Striker stared at him. Finally, he said, “If you hadn’t been standing by me when it happened, I’d think it was you who ambushed Mr. Cutchins.”
Bill laughed.
“Well, maybe someone will come forward and admit to it,” said Charlie, picking up a carrot stick. “Then you girls can rejoin the fight.”
“I hope so,” said Amy. She crossed her arms on the table and propped her chin on them. She watched Charlie for a moment. “Still eating healthy, I see.”
“Unfortunately, yes.” He took a bite, crunching loudly in Richard’s direction with his mouth open.
Richard laughed. “You can do it, buddy! Have I mentioned that I really appreciate it?”
“No.” Charlie took another bite of carrot, an unsettling gleam in his eye.

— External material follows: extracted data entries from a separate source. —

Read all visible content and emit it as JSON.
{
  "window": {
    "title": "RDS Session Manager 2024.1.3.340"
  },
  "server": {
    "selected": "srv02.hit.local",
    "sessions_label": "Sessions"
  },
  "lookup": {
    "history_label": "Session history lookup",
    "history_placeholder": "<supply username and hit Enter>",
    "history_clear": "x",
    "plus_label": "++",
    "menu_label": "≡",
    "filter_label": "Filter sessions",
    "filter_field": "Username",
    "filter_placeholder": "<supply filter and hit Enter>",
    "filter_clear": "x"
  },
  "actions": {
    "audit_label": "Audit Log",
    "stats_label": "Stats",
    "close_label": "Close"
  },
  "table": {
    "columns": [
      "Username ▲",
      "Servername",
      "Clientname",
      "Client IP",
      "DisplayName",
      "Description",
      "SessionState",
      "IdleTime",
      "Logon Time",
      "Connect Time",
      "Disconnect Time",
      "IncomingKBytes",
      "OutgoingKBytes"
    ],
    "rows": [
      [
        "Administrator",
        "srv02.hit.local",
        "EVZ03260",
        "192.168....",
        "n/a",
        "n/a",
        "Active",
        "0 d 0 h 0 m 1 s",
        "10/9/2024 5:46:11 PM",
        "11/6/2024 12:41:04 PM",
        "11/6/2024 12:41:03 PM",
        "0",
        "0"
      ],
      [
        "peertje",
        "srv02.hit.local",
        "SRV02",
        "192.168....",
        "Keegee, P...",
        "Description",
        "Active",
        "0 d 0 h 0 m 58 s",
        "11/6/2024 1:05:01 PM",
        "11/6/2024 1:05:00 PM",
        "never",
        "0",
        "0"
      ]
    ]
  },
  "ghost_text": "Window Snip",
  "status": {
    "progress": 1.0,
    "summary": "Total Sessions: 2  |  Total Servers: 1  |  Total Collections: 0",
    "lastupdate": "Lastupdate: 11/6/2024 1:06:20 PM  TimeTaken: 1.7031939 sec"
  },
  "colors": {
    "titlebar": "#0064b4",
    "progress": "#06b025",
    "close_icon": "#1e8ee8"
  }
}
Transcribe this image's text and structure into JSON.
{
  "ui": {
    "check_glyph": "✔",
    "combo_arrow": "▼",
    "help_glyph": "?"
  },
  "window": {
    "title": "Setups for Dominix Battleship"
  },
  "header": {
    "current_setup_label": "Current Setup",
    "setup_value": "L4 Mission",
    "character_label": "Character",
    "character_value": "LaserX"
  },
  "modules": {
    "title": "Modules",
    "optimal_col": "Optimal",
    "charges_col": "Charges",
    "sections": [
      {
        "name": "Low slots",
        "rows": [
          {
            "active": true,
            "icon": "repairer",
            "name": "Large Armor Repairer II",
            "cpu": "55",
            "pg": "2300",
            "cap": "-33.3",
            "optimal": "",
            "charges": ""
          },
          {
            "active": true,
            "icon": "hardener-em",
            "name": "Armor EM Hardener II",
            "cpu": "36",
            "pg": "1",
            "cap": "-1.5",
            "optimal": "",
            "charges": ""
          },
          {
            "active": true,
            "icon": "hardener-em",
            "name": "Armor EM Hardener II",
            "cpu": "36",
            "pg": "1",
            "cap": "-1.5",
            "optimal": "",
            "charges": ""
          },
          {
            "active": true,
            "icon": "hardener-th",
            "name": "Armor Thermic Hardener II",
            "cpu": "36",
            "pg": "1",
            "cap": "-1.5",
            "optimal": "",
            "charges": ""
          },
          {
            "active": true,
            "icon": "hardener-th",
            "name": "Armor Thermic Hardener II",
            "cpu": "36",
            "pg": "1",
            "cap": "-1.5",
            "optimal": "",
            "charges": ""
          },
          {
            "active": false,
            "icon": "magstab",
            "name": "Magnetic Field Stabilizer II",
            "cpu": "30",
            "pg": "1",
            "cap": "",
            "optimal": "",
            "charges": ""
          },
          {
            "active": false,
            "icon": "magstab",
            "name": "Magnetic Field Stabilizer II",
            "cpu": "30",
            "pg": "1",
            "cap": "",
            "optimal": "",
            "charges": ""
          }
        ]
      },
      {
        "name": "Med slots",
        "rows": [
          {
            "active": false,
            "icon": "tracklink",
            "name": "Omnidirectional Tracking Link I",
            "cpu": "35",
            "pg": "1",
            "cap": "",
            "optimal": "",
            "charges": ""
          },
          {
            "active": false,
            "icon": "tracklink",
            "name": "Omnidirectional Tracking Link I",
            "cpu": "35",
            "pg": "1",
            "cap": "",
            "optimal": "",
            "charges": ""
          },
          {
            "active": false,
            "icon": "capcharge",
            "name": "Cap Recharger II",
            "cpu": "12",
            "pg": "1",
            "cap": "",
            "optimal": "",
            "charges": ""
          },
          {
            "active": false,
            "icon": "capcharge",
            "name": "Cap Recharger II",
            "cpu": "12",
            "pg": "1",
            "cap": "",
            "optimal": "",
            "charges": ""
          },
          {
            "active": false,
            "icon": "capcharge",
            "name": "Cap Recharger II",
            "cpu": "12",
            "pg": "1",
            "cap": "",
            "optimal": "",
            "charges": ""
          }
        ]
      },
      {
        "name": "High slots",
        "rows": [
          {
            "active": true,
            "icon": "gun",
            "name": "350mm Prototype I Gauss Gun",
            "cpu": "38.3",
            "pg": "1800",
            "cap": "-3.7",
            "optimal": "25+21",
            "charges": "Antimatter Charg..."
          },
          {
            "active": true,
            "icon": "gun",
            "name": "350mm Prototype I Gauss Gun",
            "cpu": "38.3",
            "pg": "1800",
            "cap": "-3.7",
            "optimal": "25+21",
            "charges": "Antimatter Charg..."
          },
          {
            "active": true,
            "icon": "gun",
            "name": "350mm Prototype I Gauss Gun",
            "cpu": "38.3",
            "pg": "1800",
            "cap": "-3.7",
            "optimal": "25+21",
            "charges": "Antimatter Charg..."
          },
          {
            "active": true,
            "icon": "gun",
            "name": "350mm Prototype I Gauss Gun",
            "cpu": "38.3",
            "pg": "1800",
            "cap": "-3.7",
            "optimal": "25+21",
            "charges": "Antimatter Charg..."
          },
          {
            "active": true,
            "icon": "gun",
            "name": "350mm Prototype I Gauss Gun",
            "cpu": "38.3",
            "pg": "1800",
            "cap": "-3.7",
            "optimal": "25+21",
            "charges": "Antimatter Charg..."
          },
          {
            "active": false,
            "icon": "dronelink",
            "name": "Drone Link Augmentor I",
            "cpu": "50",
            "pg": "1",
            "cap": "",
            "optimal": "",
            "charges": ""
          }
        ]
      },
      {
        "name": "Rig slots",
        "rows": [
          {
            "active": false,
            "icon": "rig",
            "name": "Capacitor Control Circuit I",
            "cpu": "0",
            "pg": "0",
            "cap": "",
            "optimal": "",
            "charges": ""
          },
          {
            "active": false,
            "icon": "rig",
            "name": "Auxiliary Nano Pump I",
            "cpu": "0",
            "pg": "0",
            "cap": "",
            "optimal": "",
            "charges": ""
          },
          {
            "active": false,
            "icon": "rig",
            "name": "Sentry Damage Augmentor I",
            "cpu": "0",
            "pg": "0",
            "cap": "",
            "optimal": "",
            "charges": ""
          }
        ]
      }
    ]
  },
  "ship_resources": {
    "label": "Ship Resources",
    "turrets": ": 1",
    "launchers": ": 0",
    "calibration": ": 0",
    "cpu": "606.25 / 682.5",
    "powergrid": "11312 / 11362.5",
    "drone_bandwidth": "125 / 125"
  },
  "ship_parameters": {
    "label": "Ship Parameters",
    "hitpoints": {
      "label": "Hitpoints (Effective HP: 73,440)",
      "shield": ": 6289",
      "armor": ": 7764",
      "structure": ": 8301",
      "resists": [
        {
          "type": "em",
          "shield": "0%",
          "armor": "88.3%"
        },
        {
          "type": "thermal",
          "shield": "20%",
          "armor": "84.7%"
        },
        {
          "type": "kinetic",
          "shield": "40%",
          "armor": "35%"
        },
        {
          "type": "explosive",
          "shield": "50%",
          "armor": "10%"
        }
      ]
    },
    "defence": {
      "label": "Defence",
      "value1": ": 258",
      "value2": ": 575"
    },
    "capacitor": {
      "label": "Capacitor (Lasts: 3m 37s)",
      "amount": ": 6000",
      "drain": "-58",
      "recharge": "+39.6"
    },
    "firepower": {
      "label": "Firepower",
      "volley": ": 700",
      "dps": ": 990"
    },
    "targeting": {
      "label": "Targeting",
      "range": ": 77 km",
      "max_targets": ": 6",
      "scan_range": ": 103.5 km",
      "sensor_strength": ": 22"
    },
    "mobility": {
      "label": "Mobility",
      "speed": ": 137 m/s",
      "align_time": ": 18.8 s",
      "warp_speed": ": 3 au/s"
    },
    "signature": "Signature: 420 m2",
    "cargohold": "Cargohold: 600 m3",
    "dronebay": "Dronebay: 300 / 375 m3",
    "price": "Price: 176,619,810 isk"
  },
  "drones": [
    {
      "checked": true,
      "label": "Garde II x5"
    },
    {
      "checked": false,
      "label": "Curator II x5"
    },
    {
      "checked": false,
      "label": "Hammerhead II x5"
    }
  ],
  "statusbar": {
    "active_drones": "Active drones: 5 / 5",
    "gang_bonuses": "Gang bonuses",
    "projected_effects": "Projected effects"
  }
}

Two days later, a group of campers was ambushed on its way to the swim shack. The kids ran whooping and yelling as water balloons hit the path around them. Whoever started the ambush got away, but when questioned by Jamie, the kids claimed they had seen a few girls throwing the balloons.
“Great,” said Bill as he and Striker sat down at their lunch table. Sheila, Amy, and Richard were already eating. “Banning balloons for the girls didn’t work, so now I bet they ban balloons for all of us.”
“No kidding,” said Striker, opening his milk and looking around at his friends. “How’s the rabbit food?” he asked Richard.
“Eh,” Richard said, biting an apple. “I’ll be honest. It’s not great.” He leaned across towards Striker. “Not that I’d say that with Charlie around.” He looked across the room where Sarah stood supervising the room. He gave a cheerful wave when she glanced his way and grinned when she waved back. “But it’s worth it.”